The sergeant, who has pleaded innocent, claims that Mr. Sharif still posed a threat and that he acted to eliminate the danger. While many Israelis, including the commanders of the Israel Defense Forces, have responded in outrage, others have said that Sergeant Azaria’s actions were justified and have called him a hero.

The support for Sergeant Azaria coincides with a renewed debate on the death penalty in Israel. Avigdor Lieberman, the defense minister recently proposed a bill asking Israeli courts to enact the death penalty in terrorism cases. It would have essentially applied only to Palestinian assailants.

Mr. Lieberman campaigned in last year’s elections on a promise to apply capital punishment to convicted terrorists. He agreed to a partial implementation of his original bill, which had been rejected by the Knesset, when he negotiated his terms for joining Prime Minister Benjamin Netanyahu’s coalition in May. The recent attack by Mr. Sharif and Ramzi Aziz al-Qasrawi, a fellow Palestinian, seemed to play into his hands by reinforcing an increasingly widespread yet simplified conception of the conflict: that Palestinians are inherently violent and will never stop trying to kill Israelis.

It’s not hard to pinpoint the root of such a mind-set. It starts with the military education that almost all Jewish Israelis receive beginning in high school. Later, when Israeli teenagers are drafted, the military requires that soldiers view every situation through the lens of security, looking for any possible source of danger.

I learned that crucial lesson when I was drafted into the military in 2009. Our training demanded that we approach threats as immediate, not long term; nuanced thinking was dangerous; political considerations were irrelevant; and Palestinians were security risks until they had been proved safe. While serving in the West Bank, my fellow soldiers and I were kept safe by this type of vigilance. We remained alert to any potential security threats. We paid little attention to innocuous Palestinians or to their needs and concerns.

Despite this security-first outlook, the military’s strict rules of engagement, which Sergeant Azaria appears to have flagrantly broken, are intended to restrain soldiers. As a result of his trial, he is a martyr for the movement that sees those rules as a hindrance to the military’s mission, just as it sees Israel’s avoidance of capital punishment as a hindrance to the state’s fight against terrorism.

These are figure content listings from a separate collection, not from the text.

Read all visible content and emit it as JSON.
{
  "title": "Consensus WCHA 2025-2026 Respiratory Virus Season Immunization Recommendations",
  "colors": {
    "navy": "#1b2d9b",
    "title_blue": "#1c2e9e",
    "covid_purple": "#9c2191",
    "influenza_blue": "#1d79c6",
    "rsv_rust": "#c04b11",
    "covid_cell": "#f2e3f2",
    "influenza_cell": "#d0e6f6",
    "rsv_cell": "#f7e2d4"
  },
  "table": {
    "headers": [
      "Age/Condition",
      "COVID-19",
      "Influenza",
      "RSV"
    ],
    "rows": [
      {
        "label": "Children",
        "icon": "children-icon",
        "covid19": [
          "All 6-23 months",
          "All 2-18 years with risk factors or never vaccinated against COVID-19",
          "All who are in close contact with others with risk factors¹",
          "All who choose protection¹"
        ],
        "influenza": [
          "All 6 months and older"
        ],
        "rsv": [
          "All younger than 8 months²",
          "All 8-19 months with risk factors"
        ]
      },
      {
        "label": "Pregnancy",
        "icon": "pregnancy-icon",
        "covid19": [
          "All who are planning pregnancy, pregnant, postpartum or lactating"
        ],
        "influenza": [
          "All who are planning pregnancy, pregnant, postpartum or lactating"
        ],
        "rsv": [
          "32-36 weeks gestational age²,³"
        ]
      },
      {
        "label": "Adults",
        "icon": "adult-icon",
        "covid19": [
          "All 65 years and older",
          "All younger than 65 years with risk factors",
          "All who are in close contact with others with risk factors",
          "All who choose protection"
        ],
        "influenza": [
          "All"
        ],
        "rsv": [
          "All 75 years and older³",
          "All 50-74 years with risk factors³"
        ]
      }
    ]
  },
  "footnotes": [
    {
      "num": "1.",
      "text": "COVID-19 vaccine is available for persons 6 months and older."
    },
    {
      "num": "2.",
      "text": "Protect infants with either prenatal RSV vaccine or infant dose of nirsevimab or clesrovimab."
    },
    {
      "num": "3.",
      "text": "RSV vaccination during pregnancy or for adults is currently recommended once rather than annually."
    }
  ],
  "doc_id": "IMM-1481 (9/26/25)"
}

But capital punishment for Palestinian assailants will not help fight terrorism, nor will it solve any aspect of the conflict. It will not deter future attacks, as the promoters of the legislation had claimed. It is a thoughtless, vengeful reaction to a problem many Israelis increasingly believe is unsolvable. Mr. Lieberman’s proposed legislation is a sign of the disease of intractable conflict metastasizing.